SiJOGJA - Perkembangan kota tidak terlepas dari adanya pertumbuhan penduduk. Dewasa ini pertumbuhan penduduk sangat pesat ditandai dengan Data Kependudukan Semester II Tahun 2021 yang dirilis oleh Direktorat Jenderal Dukcapil diketahui jumlah penduduk Indonesia sebanyak 273.879.750 jiwa. Kondisi tersebut berimbas pada tingginya akses terhadap kebutuhan-kebutuhan primer, khususnya kebutuhan lahan tempat tinggal. Tingginya permintaan lahan tempat tinggal berbenturan dengan luas lahan yang tersedia. Lahan tempat tinggal mengarah pada kelangkaan dan akhirnya lahan tempat tinggal hanya bisa didapatkan oleh orang-orang dengan kemampuan tertentu. Hal tersebut mendorong adanya pemanfaatan lahan-lahan sempit hingga lahan ilegal yang tidak layak untuk di alih gunakan sebagai alternatif tempat tinggal bagi orang dengan kemampuan rendah.. Keterbatasan akan lahan membawa konsekuensi terhadap perkembangan pemukiman, dimana masyarakat berpenghasilan rendah terpaksa tinggal lahan yang tidak layak huni. Kondisi tersebut akan menyebabkan suatu kawasan menjadi lebih buruk lagi atau yang biasa disebut dengan permukiman kumuh.

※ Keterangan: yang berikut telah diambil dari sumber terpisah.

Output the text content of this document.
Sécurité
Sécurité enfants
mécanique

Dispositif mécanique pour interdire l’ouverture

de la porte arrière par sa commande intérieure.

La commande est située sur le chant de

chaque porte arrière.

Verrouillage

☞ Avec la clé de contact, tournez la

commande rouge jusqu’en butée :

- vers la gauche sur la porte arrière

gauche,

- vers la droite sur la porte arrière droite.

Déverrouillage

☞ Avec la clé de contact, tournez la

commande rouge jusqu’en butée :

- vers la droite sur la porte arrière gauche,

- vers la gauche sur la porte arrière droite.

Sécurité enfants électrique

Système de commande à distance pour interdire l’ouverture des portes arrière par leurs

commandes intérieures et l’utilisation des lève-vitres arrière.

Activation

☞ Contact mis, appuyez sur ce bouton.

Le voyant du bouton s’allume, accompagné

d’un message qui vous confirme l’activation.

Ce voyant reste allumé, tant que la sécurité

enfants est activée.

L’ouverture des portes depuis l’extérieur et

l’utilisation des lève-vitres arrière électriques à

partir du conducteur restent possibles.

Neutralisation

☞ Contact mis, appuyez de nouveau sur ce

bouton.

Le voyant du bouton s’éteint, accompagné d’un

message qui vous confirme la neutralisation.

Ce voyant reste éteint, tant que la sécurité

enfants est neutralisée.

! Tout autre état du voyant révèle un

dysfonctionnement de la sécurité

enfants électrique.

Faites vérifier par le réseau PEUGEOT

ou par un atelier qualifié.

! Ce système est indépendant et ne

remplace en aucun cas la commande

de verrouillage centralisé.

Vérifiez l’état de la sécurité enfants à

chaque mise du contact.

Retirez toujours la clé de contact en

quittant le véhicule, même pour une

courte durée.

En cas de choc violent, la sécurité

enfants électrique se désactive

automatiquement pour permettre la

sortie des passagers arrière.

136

Permukiman kumuh kemudian perlu diperhatikan karena permukiman kumuh tentunya mengganggu tata ruang kota serta kenyamanan bersama. Dengan fasilitas yang dapat dikatakan tidak layak seperti sarana air bersih yang kurang memadahi, sarana jalan yang buruk, ruang terbuka yang hampir tidak ada, serta kelengkapan sarana sosial yang tidak mendukung, masyarakat akan hidup dengan sengsara. Berdasarkan data dari Kementrian Pekerjaan Umum dan Perumahan Rakyat pada tahun 2015 area permukiman kumuh tercatat mencapai 38.431 ha. Sedangkan pada tahun 2020 area permukiman kumuh mengalami peningkatan yang signifikan yaitu mencapai 86.563 ha. Kawasan permukiman kumuh meningkat lebih dari dua kali lipat
dalam kurun waktu 5 tahun terakhir. Dalam hal ini berarti peningkatan dari tahun 2015 hingga tahun 2020 sebanyak 25% per tahunnya. Direktur Pengembangan Permukiman Ditjen Cipta Karya merilis 5 (lima) kawasan dengan pemukiman kumuh terbesar di Indonesia yaitu (1) kawasan Belawan di Medan, (2) kawasan sungai Ciliwung di Jakarta, (3) Kota Bandung, (4) Kota Surabaya, serta (5) Kota Makasar.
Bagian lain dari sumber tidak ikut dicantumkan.